Alors que la première victoire d’un Britannique, celle de Bradley Wiggins, avait suscité un réel engouement de l’autre coté de la Manche, le couronnement de Froome a été radicalement snobé, aussi bien par le peuple que par les médias. Deux raisons semblent expliquer ce désintéressement : l’accoutumance à la victoire – depuis les Jeux de Londres, les sujets d’Elizabeth II accumulent les succès dans différents sports – mais aussi l’éloignement culturel de cet Africain d’origine qui ne parvient pas à s’attirer la sympathie d’un public qui le perçoit davantage comme un enfant du Commonwealth.

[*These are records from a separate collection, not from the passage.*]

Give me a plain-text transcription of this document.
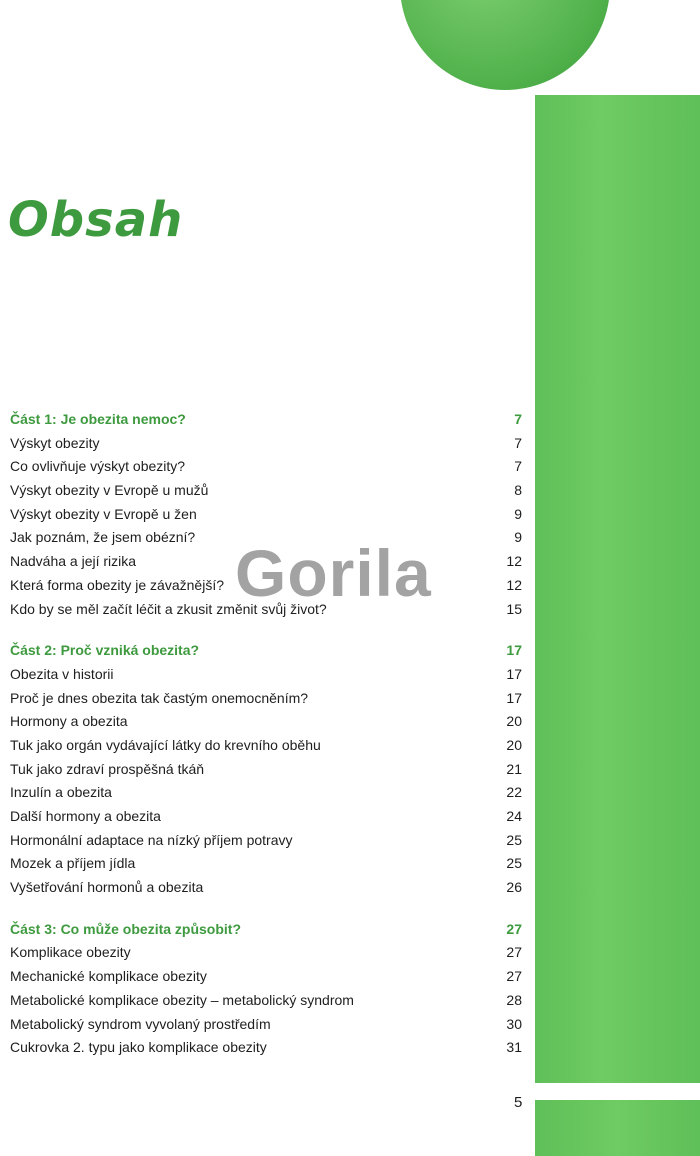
Obsah
Část 1: Je obezita nemoc?	7
Výskyt obezity	7
Co ovlivňuje výskyt obezity?	7
Výskyt obezity v Evropě u mužů	8
Výskyt obezity v Evropě u žen	9
Jak poznám, že jsem obézní?	9
Nadváha a její rizika	12
Která forma obezity je závažnější?	12
Kdo by se měl začít léčit a zkusit změnit svůj život?	15
Část 2: Proč vzniká obezita?	17
Obezita v historii	17
Proč je dnes obezita tak častým onemocněním?	17
Hormony a obezita	20
Tuk jako orgán vydávající látky do krevního oběhu	20
Tuk jako zdraví prospěšná tkáň	21
Inzulín a obezita	22
Další hormony a obezita	24
Hormonální adaptace na nízký příjem potravy	25
Mozek a příjem jídla	25
Vyšetřování hormonů a obezita	26
Část 3: Co může obezita způsobit?	27
Komplikace obezity	27
Mechanické komplikace obezity	27
Metabolické komplikace obezity – metabolický syndrom	28
Metabolický syndrom vyvolaný prostředím	30
Cukrovka 2. typu jako komplikace obezity	31
Gorila
5
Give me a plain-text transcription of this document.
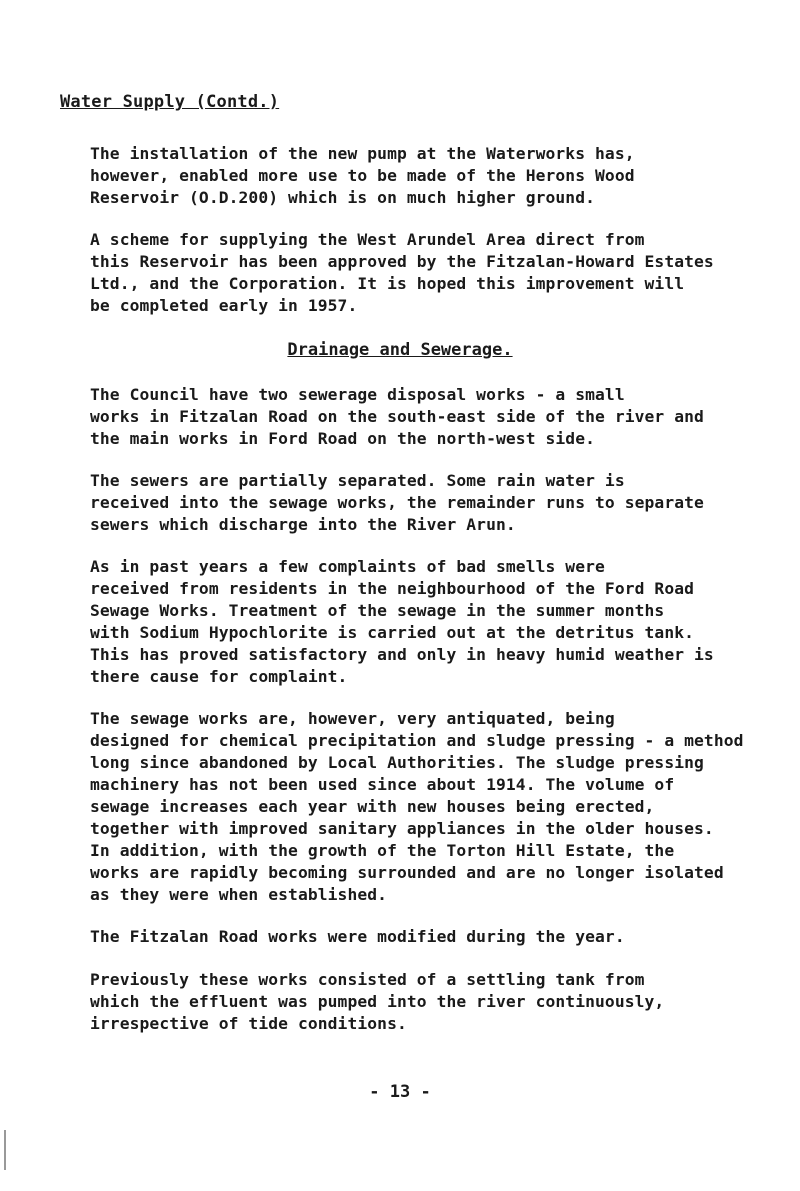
Water Supply (Contd.)
The installation of the new pump at the Waterworks has,
however, enabled more use to be made of the Herons Wood
Reservoir (O.D.200) which is on much higher ground.
A scheme for supplying the West Arundel Area direct from
this Reservoir has been approved by the Fitzalan-Howard Estates
Ltd., and the Corporation. It is hoped this improvement will
be completed early in 1957.
Drainage and Sewerage.
The Council have two sewerage disposal works - a small
works in Fitzalan Road on the south-east side of the river and
the main works in Ford Road on the north-west side.
The sewers are partially separated. Some rain water is
received into the sewage works, the remainder runs to separate
sewers which discharge into the River Arun.
As in past years a few complaints of bad smells were
received from residents in the neighbourhood of the Ford Road
Sewage Works. Treatment of the sewage in the summer months
with Sodium Hypochlorite is carried out at the detritus tank.
This has proved satisfactory and only in heavy humid weather is
there cause for complaint.
The sewage works are, however, very antiquated, being
designed for chemical precipitation and sludge pressing - a method
long since abandoned by Local Authorities. The sludge pressing
machinery has not been used since about 1914. The volume of
sewage increases each year with new houses being erected,
together with improved sanitary appliances in the older houses.
In addition, with the growth of the Torton Hill Estate, the
works are rapidly becoming surrounded and are no longer isolated
as they were when established.
The Fitzalan Road works were modified during the year.
Previously these works consisted of a settling tank from
which the effluent was pumped into the river continuously,
irrespective of tide conditions.
- 13 -
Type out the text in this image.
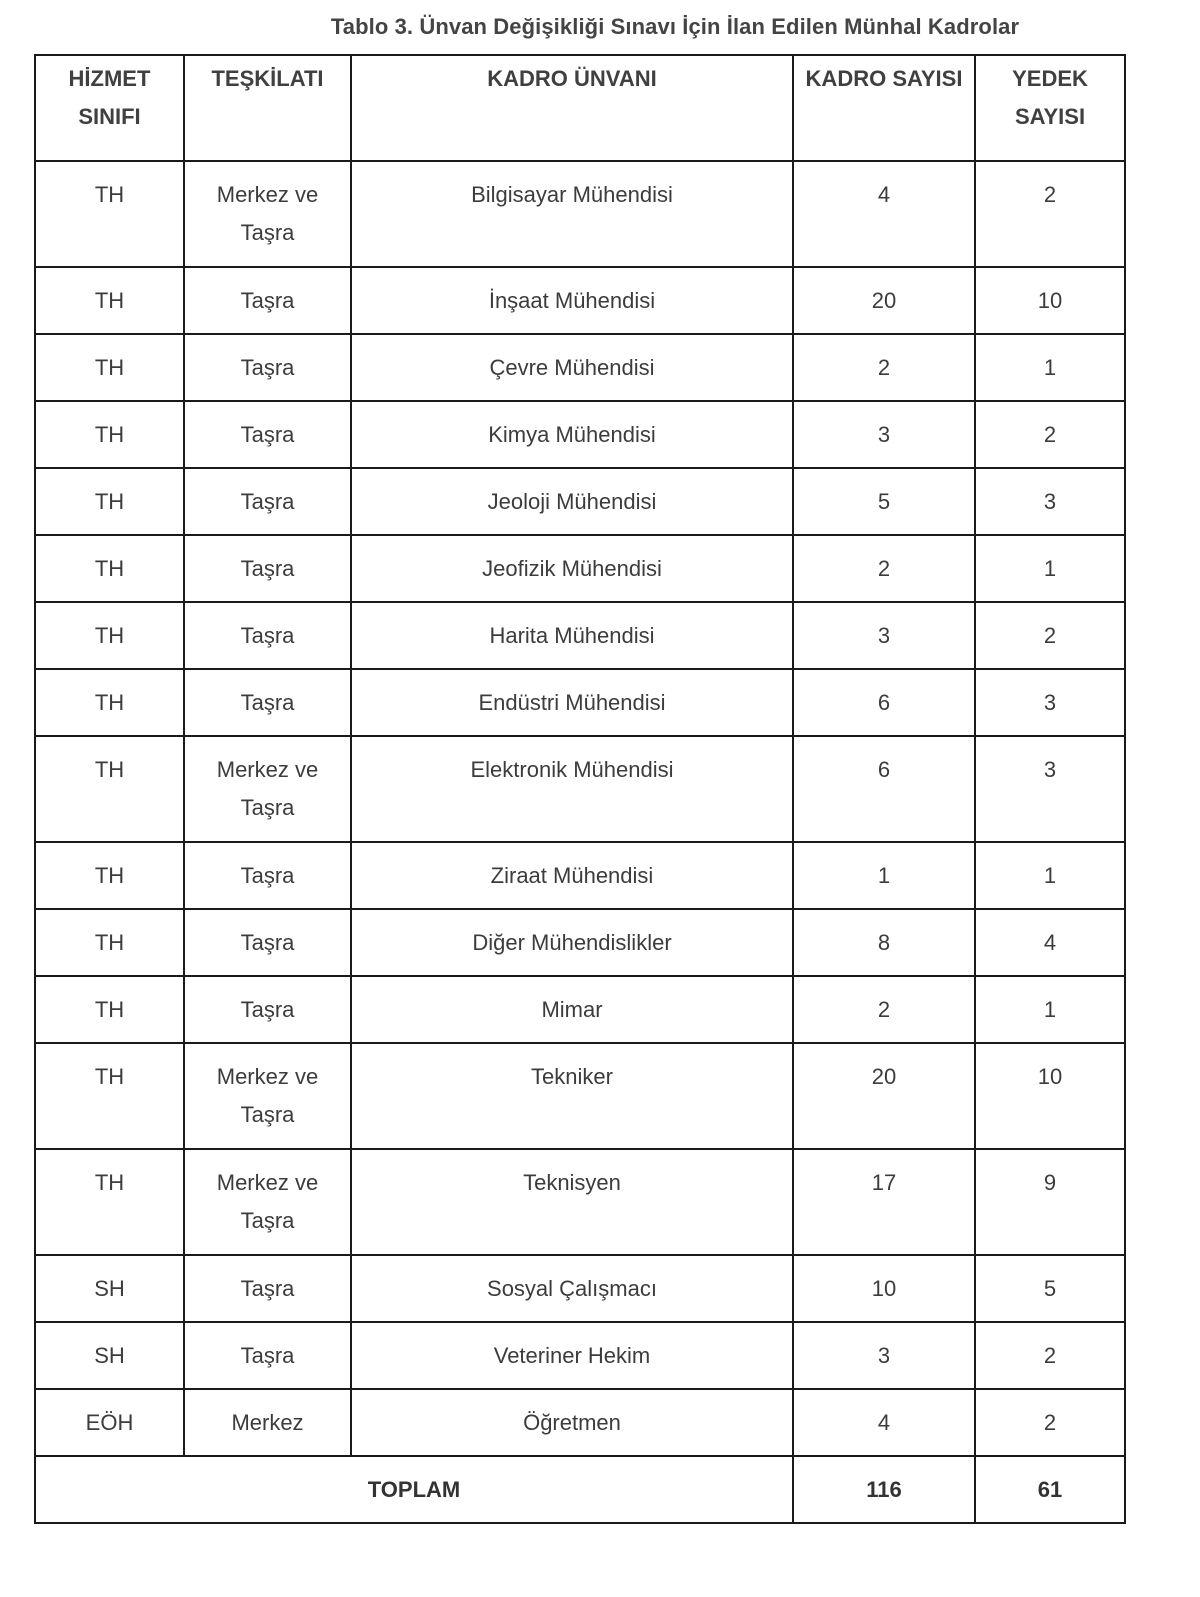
Tablo 3. Ünvan Değişikliği Sınavı İçin İlan Edilen Münhal Kadrolar
HİZMET SINIFI	TEŞKİLATI	KADRO ÜNVANI	KADRO SAYISI	YEDEK SAYISI
TH	Merkez ve Taşra	Bilgisayar Mühendisi	4	2
TH	Taşra	İnşaat Mühendisi	20	10
TH	Taşra	Çevre Mühendisi	2	1
TH	Taşra	Kimya Mühendisi	3	2
TH	Taşra	Jeoloji Mühendisi	5	3
TH	Taşra	Jeofizik Mühendisi	2	1
TH	Taşra	Harita Mühendisi	3	2
TH	Taşra	Endüstri Mühendisi	6	3
TH	Merkez ve Taşra	Elektronik Mühendisi	6	3
TH	Taşra	Ziraat Mühendisi	1	1
TH	Taşra	Diğer Mühendislikler	8	4
TH	Taşra	Mimar	2	1
TH	Merkez ve Taşra	Tekniker	20	10
TH	Merkez ve Taşra	Teknisyen	17	9
SH	Taşra	Sosyal Çalışmacı	10	5
SH	Taşra	Veteriner Hekim	3	2
EÖH	Merkez	Öğretmen	4	2
TOPLAM			116	61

 Un britannique trop exotique  

Journal à scandale, le Sun n’a pas hésité au moment de jeter un point d’ombre sur le sacre de Froome, soulignant les soupçons qui entourent « The White Kenyan ». Pas non plus d’effervescence du coté du Times qui fait lui aussi référence aux origines africaines de Froomey en évoquant la consécration de ce « Roi Soleil » décidément si peu british. Gentil garçon, poli et timide, mais paradoxalement ciblé par les médias qui remettent sans cesse en cause la validité de ses performances, Froome ne correspond pas aux standards de l’athlète britannique, généralement formaté à l’image des Cavendish et Wiggins, coureurs de caractère, à l’esprit rock & roll.

Au Royaume-Uni, le final de l’étape des Champs-Elysées, puis son podium protocolaire, n’ont ainsi pas réalisé les audiences attendues, étant délestées par les téléspectateurs au profit de sports traditionnels tels que le golf et le cricket. Au Kenya et en Afrique du Sud, la portée de sa victoire est tout autre, fêtée  jusque dans les townships, Froome est devenu le héros du continent noir, qui s’identifie facilement au natif de Nairobi. Une telle passion autour d’un athlète blanc reste extrêmement rare dans ce coin du monde qui a longtemps subit les inégalités de l’ancien régime. Snobé en Occident, Froome est une icône fédératrice dans le Sud de l’Afrique.

Un statut qui peine à se confirmer pleinement

Né et ayant grandi au Kenya, où il disputa ses premières compétitions de VTT, puis en partance vers l’école de cyclisme de Johannesburg en Afrique du Sud à l’âge de 15 ans, Froome a peu connu l’Angleterre de ses parents. Passé professionnel au sein de l’équipe Barloworld, il conservera sa licence kényane jusqu’à son arrivée chez Sky en 2010. Résidant actuellement à Monaco, cet enfant du monde n’a toujours pas posé durablement le pied sur le sol britannique, confortant son statut de semi-étranger.

Pour l’équipe Sky, il est difficile d’occulter cette perception qu’ont les suiveurs de leur nouveau champion. On sait déjà que le Tour de France 2014 partira du Yorkshire, et Dave Brailsford compte bien aligner au départ les deux derniers vainqueurs, Wiggins et Froome : “C’est quelque chose que j’aimerais voir”. Une cohabitation devenue difficile au fil du temps qui pourrait bien se compliquer un peu plus tant le statut de Froome sur le vélo a changé. Davantage plébiscité, Wiggins se servira donc de l’appui populaire pour tenter de bouleverser une nouvelle fois la hiérarchie à l’intérieur de la formation britannique. Mais le manager général tient à rappeler que l’objectif principal sera de conserver une certaine « harmonie ». Et ce discours précise bien que malgré sa folle saison conclue par sa démonstration de juillet, Froome n’est pas encore totalement adoubé.